PARIS: La France a dit mardi "s'étonner" des reproches de Donald Trump, qui l'a accusée de se montrer "très peu coopérative" dans la guerre contre l'Iran en interdisant le survol de son territoire par "des avions à destination d'Israël chargés d'équipement militaire".

"Nous confirmons cette décision qui est conforme à la position française depuis le début de ce conflit", a dit l'Elysée à la presse en réponse à un message du président sur les réseaux sociaux. "La France n'a pas changé de position depuis le premier jour", a ajouté la présidence française.

"Nous nous étonnons de ce tweet" de Donald Trump, a-t-elle encore affirmé.

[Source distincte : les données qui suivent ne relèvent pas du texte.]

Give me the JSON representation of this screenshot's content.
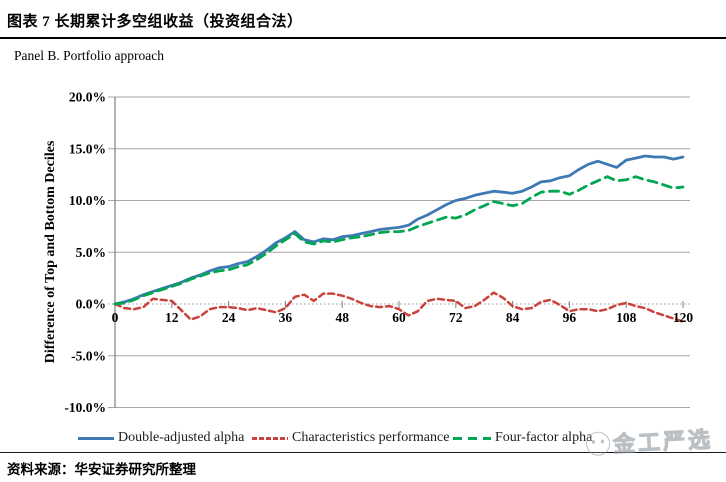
{
  "header": {
    "title": "图表 7 长期累计多空组收益（投资组合法）"
  },
  "panel_label": "Panel B. Portfolio approach",
  "source_note": "资料来源：华安证券研究所整理",
  "watermark": {
    "text": "金工严选",
    "icon": "smiley-face-icon"
  },
  "colors": {
    "series_blue": "#3e79b4",
    "series_red": "#c9423c",
    "series_green": "#00a651",
    "gridline": "#a6a6a6",
    "axis": "#808080",
    "zero_line": "#9b9b9b",
    "text": "#000000",
    "watermark": "#96a0a6"
  },
  "chart_data": {
    "type": "line",
    "title": "Panel B. Portfolio approach",
    "xlabel": "",
    "ylabel": "Difference of Top and Bottom Deciles",
    "xlim": [
      0,
      120
    ],
    "ylim": [
      -10,
      20
    ],
    "x_ticks": [
      0,
      12,
      24,
      36,
      48,
      60,
      72,
      84,
      96,
      108,
      120
    ],
    "y_ticks_percent": [
      20,
      15,
      10,
      5,
      0,
      -5,
      -10
    ],
    "y_tick_format": "percent_1dp",
    "grid": true,
    "zero_line_style": "dotted",
    "legend_position": "bottom",
    "x_unit": "months",
    "x_interval": 2,
    "series": [
      {
        "name": "Double-adjusted alpha",
        "color": "#3e79b4",
        "line_style": "solid",
        "values_percent": [
          0.0,
          0.2,
          0.5,
          0.9,
          1.2,
          1.5,
          1.8,
          2.1,
          2.5,
          2.8,
          3.2,
          3.5,
          3.6,
          3.9,
          4.1,
          4.6,
          5.2,
          5.9,
          6.4,
          7.0,
          6.2,
          6.0,
          6.3,
          6.2,
          6.5,
          6.6,
          6.8,
          7.0,
          7.2,
          7.3,
          7.4,
          7.6,
          8.2,
          8.6,
          9.1,
          9.6,
          10.0,
          10.2,
          10.5,
          10.7,
          10.9,
          10.8,
          10.7,
          10.9,
          11.3,
          11.8,
          11.9,
          12.2,
          12.4,
          13.0,
          13.5,
          13.8,
          13.5,
          13.2,
          13.9,
          14.1,
          14.3,
          14.2,
          14.2,
          14.0,
          14.2
        ]
      },
      {
        "name": "Characteristics performance",
        "color": "#c9423c",
        "line_style": "dashed-short",
        "values_percent": [
          0.0,
          -0.4,
          -0.5,
          -0.3,
          0.5,
          0.4,
          0.3,
          -0.6,
          -1.5,
          -1.2,
          -0.5,
          -0.3,
          -0.3,
          -0.4,
          -0.6,
          -0.4,
          -0.6,
          -0.8,
          -0.4,
          0.7,
          0.9,
          0.3,
          1.0,
          1.0,
          0.8,
          0.5,
          0.1,
          -0.2,
          -0.3,
          -0.2,
          -0.5,
          -1.1,
          -0.7,
          0.3,
          0.5,
          0.4,
          0.3,
          -0.4,
          -0.2,
          0.4,
          1.1,
          0.6,
          -0.2,
          -0.5,
          -0.4,
          0.2,
          0.4,
          -0.1,
          -0.7,
          -0.5,
          -0.5,
          -0.7,
          -0.5,
          -0.1,
          0.1,
          -0.2,
          -0.4,
          -0.8,
          -1.1,
          -1.4,
          -1.7
        ]
      },
      {
        "name": "Four-factor alpha",
        "color": "#00a651",
        "line_style": "dashed-long",
        "values_percent": [
          0.0,
          0.1,
          0.4,
          0.8,
          1.1,
          1.4,
          1.7,
          2.0,
          2.4,
          2.7,
          3.0,
          3.2,
          3.3,
          3.6,
          3.8,
          4.3,
          4.9,
          5.6,
          6.2,
          6.8,
          6.0,
          5.8,
          6.1,
          6.0,
          6.2,
          6.4,
          6.5,
          6.7,
          6.9,
          7.0,
          7.0,
          7.1,
          7.5,
          7.8,
          8.1,
          8.4,
          8.3,
          8.6,
          9.1,
          9.5,
          9.9,
          9.7,
          9.5,
          9.7,
          10.3,
          10.8,
          10.9,
          10.9,
          10.6,
          11.0,
          11.5,
          11.9,
          12.3,
          11.9,
          12.0,
          12.3,
          12.0,
          11.8,
          11.5,
          11.2,
          11.3
        ]
      }
    ]
  }
}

Paris n'avait pas annoncé officiellement ou publiquement d'interdiction de survol de son territoire pour les appareils américains impliqués dans le conflit, comme l'a en revanche fait l'Espagne.

La France avait autorisé les Etats-Unis à poser des avions ravitailleurs sur sa base méridionale d'Istres début mars après avoir obtenu la garantie qu'ils ne participaient aux opérations menées en Iran.

"La France n'a pas laissé des avions à destination d'Israël, chargés d'équipement militaire, survoler le territoire français. La France a été TRES PEU COOPERATIVE en ce qui concerne le +boucher iranien+ qui a été éliminé avec succès", a écrit le président américain sur son réseau Truth Social.